Depuis sa maison de Cumilla, dans l’est du Bangladesh, ce père de trois enfants raconte l’interminable calvaire vécu en mer, du 28 février, lorsqu’un missile a frappé un dépôt pétrolier situé à 200 mètres de son navire, jusqu’au 23 juin, quand son vraquier, le Banglar Joyjatra, a enfin été autorisé à franchir le détroit d’Ormuz.
« J’ai essayé de rester calme parce que j’étais responsable de 31 vies, d’un navire d’une valeur de 40 millions de dollars et d’une cargaison estimée à 8,2 millions de dollars », confie à l’AFP le capitaine.
Le vraquier, propriété de la compagnie maritime publique du Bangladesh et affrété par une compagnie basée à Singapour, est arrivé le 26 février près du port de Jebel Ali, aux Emirats arabes unis, pour décharger 39.000 tonnes de bobines d’acier.
« L’atmosphère était pesante et inquiétante », se souvient cet homme de 51 ans.
Le 28 février à l’aube, au premier jour des frappes israélo-américaines contre l’Iran, depuis leur navire au mouillage, les marins ont vu un missile s’abattre sur un dépôt pétrolier, qui s’est rapidement embrasé.
– « Rester calme » –
En l’espace de quelques heures, le port, d’ordinaire grouillant d’activités, est tombé dans un silence inhabituel et un sentiment d’angoisse s’est emparé de l’équipage.
L’ambassadeur du Bangladesh aux Emirats arabes unis a exhorté M. Islam à évacuer mais le capitaine a choisi de rester à bord, misant sur le fait que la situation s’apaiserait.
Dans les jours qui ont suivi, les explosions assourdissantes se sont succédé.
Profitant d’une accalmie quelques jours plus tard, la cargaison a été déchargée.
Mais très vite, le Banglar Joyjatra a perdu ses communications par satellite et son système de navigation s’est arrêté et à seulement 25 milles nautiques du détroit d’Ormuz, le navire s’est vu refuser l’autorisation de poursuivre sa route.
Contraint de rebrousser chemin, il est allé mouiller dans le port de Hamriyah, à Sharjah, aux Emirats arabes unis, où il est resté immobilisé pendant plus de deux mois.
Les réserves d’eau douce se sont progressivement épuisées, tandis que les vivres se faisaient de plus en plus rares et coûteux.
– Entre Coran et TikTok –
« Nous avons décidé de rationner l’eau, en réduisant notre consommation de 20 tonnes par jour à seulement cinq tonnes », explique le capitaine.

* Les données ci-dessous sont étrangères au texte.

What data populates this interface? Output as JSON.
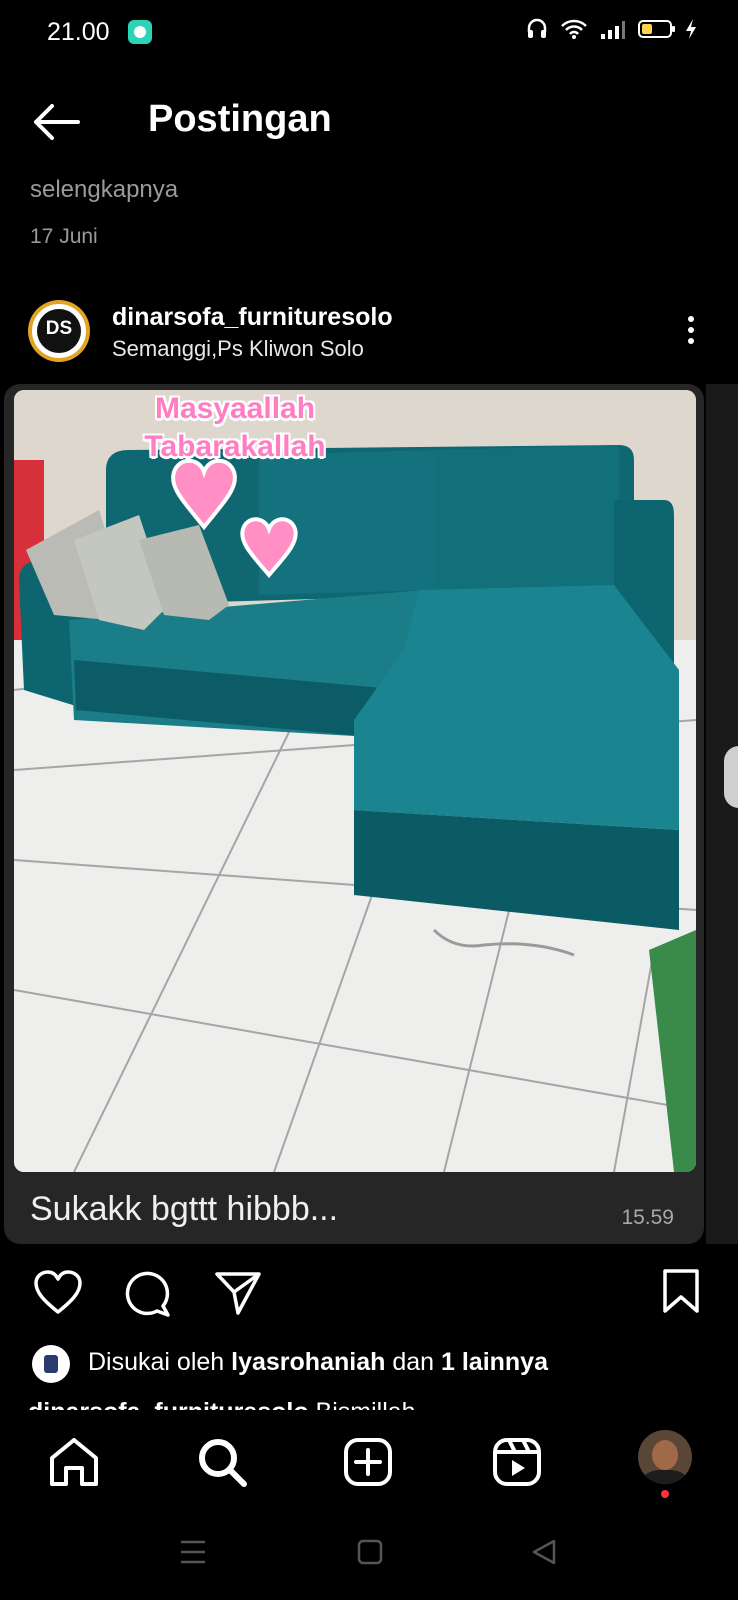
{
  "status_bar": {
    "time": "21.00"
  },
  "header": {
    "title": "Postingan"
  },
  "previous_caption": {
    "more_label": "selengkapnya",
    "date": "17 Juni"
  },
  "post": {
    "username": "dinarsofa_furnituresolo",
    "location": "Semanggi,Ps Kliwon Solo",
    "avatar_initials": "DS",
    "image_overlay_text": [
      "Masyaallah",
      "Tabarakallah"
    ],
    "message": "Sukakk  bgttt hibbb...",
    "time": "15.59"
  },
  "likes": {
    "prefix": "Disukai oleh",
    "user": "lyasrohaniah",
    "middle": "dan",
    "others": "1 lainnya"
  },
  "caption_preview": {
    "username": "dinarsofa_furnituresolo",
    "text": "Bismillah"
  },
  "icons": {
    "back": "arrow-left-icon",
    "more": "more-vertical-icon",
    "like": "heart-icon",
    "comment": "comment-icon",
    "share": "send-icon",
    "save": "bookmark-icon",
    "home": "home-icon",
    "search": "search-icon",
    "create": "plus-square-icon",
    "reels": "reels-icon"
  },
  "colors": {
    "background": "#000000",
    "card": "#262626",
    "sofa": "#14707a",
    "heart": "#ff8fc4",
    "notification": "#ff3040",
    "avatar_ring": "#e3a424"
  }
}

Parmi les 31 membres d’équipage figuraient de jeunes marins effectuant leur premier voyage en mer, une expérience qui les a profondément traumatisés.
« J’ai essayé de les réconforter. Certains passaient leur journée à réciter le Coran, d’autres tuaient le temps sur TikTok. Je voulais simplement que tout le monde reste calme ».
Après l’annonce d’un cessez-le-feu le 8 avril, le navire a tenté à nouveau de franchir le détroit d’Ormuz.
« (Mais) d’une voix froide, l’officier (des Gardiens de la révolution) a refusé de nous donner l’autorisation. Ses paroles résonnent encore dans mes oreilles. Notre chef mécanicien a aussitôt fait demi-tour au navire. Un frisson m’a parcouru l’échine ».
C’est près de quatre mois plus tard, le 23 juin, que le Banglar Joyjatra a enfin été autorisé à franchir le détroit, malgré les risques liés à la présence de mines marines.
« Un silence absolu régnait tandis que nous approchions du détroit », se souvient le capitaine.
Puis, enfin, « nous avons franchi le détroit ».
« J’ai poussé un soupir de soulagement », se souvient ce quinquagénaire qui, malgré cette épreuve, entend « continuer à naviguer encore longtemps ».